Could GLP-1 Medications Contribute to Acne Development?
Recent findings suggest that individuals using GLP-1 medications for weight management may experience an increased likelihood of acne development. This article delves into the findings of a retrospective study examining this unexpected side effect.
Study Overview
A study investigated the incidence of acne vulgaris diagnoses among individuals with obesity, excluding those with diabetes, who had been prescribed GLP-1 medications such as Saxenda (liraglutide), Wegovy (semaglutide), and Zepbound (tirzepatide). Researchers matched over 162,000 users of these medications, predominantly women, against a control group not receiving the drugs.
Key Findings
The study revealed that users of GLP-1 medications were 34% more likely to receive an acne diagnosis within one year. Notably, this trend was particularly pronounced among women, who exhibited a 53% higher likelihood than men. Conversely, men taking GLP-1 drugs did not show an increase in acne diagnoses compared to those not on the medications.

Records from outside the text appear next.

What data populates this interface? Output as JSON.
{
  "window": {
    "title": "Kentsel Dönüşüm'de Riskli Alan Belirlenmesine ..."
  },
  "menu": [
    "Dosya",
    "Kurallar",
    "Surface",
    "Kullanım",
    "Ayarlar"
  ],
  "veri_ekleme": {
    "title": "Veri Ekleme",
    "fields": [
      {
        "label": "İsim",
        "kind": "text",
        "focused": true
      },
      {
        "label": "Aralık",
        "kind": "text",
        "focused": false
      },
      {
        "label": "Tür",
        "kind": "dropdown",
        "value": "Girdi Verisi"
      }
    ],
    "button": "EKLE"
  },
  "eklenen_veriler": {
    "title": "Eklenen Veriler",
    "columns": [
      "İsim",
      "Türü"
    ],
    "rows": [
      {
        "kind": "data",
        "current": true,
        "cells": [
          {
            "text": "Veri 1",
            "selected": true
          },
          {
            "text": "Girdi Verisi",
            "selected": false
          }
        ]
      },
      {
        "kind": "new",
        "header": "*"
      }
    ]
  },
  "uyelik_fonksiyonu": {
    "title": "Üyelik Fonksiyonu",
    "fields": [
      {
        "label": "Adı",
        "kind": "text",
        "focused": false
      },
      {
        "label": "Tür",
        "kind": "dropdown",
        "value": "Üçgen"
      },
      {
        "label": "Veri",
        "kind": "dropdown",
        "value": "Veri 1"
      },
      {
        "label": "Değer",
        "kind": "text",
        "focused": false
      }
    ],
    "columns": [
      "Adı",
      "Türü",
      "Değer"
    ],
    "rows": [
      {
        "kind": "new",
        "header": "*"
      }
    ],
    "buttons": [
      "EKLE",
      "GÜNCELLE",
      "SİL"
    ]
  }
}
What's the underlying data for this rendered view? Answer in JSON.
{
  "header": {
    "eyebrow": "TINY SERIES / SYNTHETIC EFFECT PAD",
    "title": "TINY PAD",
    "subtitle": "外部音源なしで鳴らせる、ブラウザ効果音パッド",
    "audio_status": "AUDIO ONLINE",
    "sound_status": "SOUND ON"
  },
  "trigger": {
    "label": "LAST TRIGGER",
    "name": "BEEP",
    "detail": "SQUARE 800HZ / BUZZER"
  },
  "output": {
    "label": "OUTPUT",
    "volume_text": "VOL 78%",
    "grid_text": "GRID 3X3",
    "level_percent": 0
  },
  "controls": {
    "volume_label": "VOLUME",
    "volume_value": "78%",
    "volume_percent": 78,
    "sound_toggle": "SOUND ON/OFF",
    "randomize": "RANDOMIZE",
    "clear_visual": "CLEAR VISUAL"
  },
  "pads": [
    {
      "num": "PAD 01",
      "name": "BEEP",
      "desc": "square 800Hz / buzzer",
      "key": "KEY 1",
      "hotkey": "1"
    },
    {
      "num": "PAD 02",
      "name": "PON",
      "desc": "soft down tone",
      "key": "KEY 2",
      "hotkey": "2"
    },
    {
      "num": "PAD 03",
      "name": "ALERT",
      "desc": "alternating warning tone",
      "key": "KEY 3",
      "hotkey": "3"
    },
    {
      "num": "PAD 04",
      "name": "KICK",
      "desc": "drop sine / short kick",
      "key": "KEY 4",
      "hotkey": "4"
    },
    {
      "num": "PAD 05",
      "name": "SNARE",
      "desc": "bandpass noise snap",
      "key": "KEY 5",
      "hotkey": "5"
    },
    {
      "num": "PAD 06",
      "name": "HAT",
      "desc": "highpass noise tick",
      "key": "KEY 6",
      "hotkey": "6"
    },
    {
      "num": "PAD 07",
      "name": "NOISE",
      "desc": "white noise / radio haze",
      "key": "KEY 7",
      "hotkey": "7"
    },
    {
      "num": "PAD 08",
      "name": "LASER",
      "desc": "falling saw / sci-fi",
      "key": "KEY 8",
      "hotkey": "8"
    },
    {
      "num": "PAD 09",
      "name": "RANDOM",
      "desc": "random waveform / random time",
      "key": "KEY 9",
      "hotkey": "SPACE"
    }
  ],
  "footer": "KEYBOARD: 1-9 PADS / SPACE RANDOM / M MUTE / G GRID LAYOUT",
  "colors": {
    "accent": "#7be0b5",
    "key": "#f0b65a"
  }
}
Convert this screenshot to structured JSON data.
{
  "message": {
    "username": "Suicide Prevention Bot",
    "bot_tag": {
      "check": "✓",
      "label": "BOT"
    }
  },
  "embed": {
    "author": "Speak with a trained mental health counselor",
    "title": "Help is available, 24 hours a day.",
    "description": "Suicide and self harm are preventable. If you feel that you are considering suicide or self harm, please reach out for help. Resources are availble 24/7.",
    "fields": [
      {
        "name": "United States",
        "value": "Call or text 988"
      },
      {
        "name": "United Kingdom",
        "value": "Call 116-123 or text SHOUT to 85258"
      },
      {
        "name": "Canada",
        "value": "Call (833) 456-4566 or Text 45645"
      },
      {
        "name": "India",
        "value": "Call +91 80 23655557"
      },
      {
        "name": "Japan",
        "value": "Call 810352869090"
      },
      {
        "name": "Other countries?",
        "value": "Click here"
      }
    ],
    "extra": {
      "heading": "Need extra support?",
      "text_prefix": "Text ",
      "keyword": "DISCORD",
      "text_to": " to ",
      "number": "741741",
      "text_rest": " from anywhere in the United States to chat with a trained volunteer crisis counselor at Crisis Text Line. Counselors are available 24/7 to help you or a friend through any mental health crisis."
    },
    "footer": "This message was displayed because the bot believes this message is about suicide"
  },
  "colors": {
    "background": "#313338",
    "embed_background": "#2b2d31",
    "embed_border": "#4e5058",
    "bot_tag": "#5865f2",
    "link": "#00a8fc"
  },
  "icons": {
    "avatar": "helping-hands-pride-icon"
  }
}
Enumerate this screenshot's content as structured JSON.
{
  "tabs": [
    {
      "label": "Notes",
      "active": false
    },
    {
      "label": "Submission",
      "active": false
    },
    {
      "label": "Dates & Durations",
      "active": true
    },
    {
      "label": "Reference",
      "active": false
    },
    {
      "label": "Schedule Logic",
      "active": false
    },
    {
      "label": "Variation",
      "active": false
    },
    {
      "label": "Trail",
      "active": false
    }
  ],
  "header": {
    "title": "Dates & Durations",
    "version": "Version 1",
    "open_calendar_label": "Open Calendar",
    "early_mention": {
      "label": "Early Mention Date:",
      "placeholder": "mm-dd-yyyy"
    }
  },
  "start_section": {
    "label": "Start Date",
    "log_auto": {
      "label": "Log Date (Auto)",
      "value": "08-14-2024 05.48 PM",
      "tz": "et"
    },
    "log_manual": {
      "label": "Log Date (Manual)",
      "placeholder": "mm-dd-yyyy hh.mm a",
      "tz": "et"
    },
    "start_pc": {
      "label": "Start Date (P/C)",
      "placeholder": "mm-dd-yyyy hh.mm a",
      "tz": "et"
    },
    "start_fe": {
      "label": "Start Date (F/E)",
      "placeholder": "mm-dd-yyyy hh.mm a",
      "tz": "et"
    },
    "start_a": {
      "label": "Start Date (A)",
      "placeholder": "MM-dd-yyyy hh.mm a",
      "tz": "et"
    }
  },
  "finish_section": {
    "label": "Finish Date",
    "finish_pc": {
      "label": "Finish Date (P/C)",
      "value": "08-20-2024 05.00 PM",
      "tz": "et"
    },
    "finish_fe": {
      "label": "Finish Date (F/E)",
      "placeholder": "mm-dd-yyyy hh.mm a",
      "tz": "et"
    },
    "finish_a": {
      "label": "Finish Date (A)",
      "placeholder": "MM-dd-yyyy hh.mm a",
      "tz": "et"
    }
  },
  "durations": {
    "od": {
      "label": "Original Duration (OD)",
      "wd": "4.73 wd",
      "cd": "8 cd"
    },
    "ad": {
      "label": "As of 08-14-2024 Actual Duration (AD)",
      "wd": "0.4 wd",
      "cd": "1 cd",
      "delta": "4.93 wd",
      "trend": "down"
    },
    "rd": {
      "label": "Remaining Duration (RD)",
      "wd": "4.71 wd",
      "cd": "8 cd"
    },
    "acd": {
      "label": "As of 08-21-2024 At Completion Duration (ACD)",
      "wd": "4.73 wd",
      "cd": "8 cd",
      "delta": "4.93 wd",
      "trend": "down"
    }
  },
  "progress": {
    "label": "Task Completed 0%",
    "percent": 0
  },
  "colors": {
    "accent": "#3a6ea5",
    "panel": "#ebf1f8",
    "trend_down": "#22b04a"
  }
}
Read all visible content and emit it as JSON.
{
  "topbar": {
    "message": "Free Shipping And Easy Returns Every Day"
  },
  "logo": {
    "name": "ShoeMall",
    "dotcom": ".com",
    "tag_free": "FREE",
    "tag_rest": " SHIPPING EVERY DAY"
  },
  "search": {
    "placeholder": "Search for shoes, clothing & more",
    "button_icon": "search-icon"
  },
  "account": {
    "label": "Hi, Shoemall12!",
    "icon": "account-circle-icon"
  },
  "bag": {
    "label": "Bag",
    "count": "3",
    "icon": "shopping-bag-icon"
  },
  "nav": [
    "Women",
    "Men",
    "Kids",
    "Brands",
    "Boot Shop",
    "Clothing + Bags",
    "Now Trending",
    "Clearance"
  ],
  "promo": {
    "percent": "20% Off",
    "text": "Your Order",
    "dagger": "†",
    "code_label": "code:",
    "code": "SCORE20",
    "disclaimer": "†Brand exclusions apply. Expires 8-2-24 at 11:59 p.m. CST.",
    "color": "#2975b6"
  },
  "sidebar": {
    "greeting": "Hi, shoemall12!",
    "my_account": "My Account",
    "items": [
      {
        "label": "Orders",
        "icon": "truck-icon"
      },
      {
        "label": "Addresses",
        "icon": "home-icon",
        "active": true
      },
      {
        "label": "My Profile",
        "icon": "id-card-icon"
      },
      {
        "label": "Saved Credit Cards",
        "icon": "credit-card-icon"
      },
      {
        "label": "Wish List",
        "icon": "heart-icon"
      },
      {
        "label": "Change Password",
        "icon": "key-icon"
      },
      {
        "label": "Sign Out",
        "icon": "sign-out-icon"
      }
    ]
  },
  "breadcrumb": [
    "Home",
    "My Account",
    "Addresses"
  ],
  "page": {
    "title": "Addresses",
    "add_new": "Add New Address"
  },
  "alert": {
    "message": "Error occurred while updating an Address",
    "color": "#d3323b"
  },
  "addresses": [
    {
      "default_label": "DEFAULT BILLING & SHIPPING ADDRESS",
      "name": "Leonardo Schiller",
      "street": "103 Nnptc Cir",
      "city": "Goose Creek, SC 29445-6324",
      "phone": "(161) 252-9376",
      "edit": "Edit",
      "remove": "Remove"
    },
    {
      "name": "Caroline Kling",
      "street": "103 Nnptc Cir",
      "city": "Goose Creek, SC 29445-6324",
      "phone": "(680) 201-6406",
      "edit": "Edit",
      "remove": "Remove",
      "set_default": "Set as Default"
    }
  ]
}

Acne as a Side Effect: A Surprising Discovery
Dr. Stan Tolkachjov, the senior author of the study and a board-certified dermatologist, noted that acne was not previously identified as a side effect in major clinical trials for GLP-1 medications. However, anecdotal reports and social media discussions hinted at a potential link, prompting further investigation.
Why the Increased Incidence in Women?
Typically, hormonal fluctuations are significant contributors to acne. Weight loss is generally associated with improved hormonal balance; however, findings from this study challenge that notion. Dr. Tolkachjov explained that while weight loss often lowers testosterone levels in women—which could reduce acne—this was not reflected in the research results.
The Role of Hormones and Insulin
Dr. Tolkachjov emphasized that understanding the relationship between weight loss, hormonal changes, and acne requires further research. During weight loss, individuals experience fluctuating hormone levels, which, combined with the potential effects of medications, may lead to acne. Additionally, GLP-1 medications are known to enhance insulin sensitivity, which is typically associated with improved skin conditions.
Potential Contributing Factors to Acne Development
Dr. Anthony Rossi, a dermatologist at Memorial Sloan Kettering Cancer Center, mentioned that while the medications may not directly cause acne, they can influence hormone levels and insulin resistance, possibly leading to flare-ups. The increase in insulin-like growth factor 1 (IGF-1) levels observed in some users has also been connected with acne, particularly among women.
Future Research Directions
The current findings raise important questions about the interactions between GLP-1 medications and acne development, especially among women undergoing hormonal changes, such as those approaching menopause. Further prospective studies are needed to validate these findings and explore the long-term implications of GLP-1 drug use on skin health.
Managing Acne While on GLP-1 Medications
If acne develops while taking a GLP-1 drug, Dr. Rossi recommends conducting a thorough examination of the patient’s hormone levels. Hormonal treatments, including oral contraceptives, may help balance hormonal fluctuations. Other effective treatments, such as isotretinoin or spironolactone, may also be considered but require careful management due to their interactions with GLP-1 medications.
Conclusion: Key Takeaways
At this point, there is no conclusive evidence linking GLP-1 drugs definitively to increased acne risk. Individuals taking these medications who have concerns about skin health should consult with a board-certified dermatologist, who can provide tailored advice and treatment options based on individual circumstances.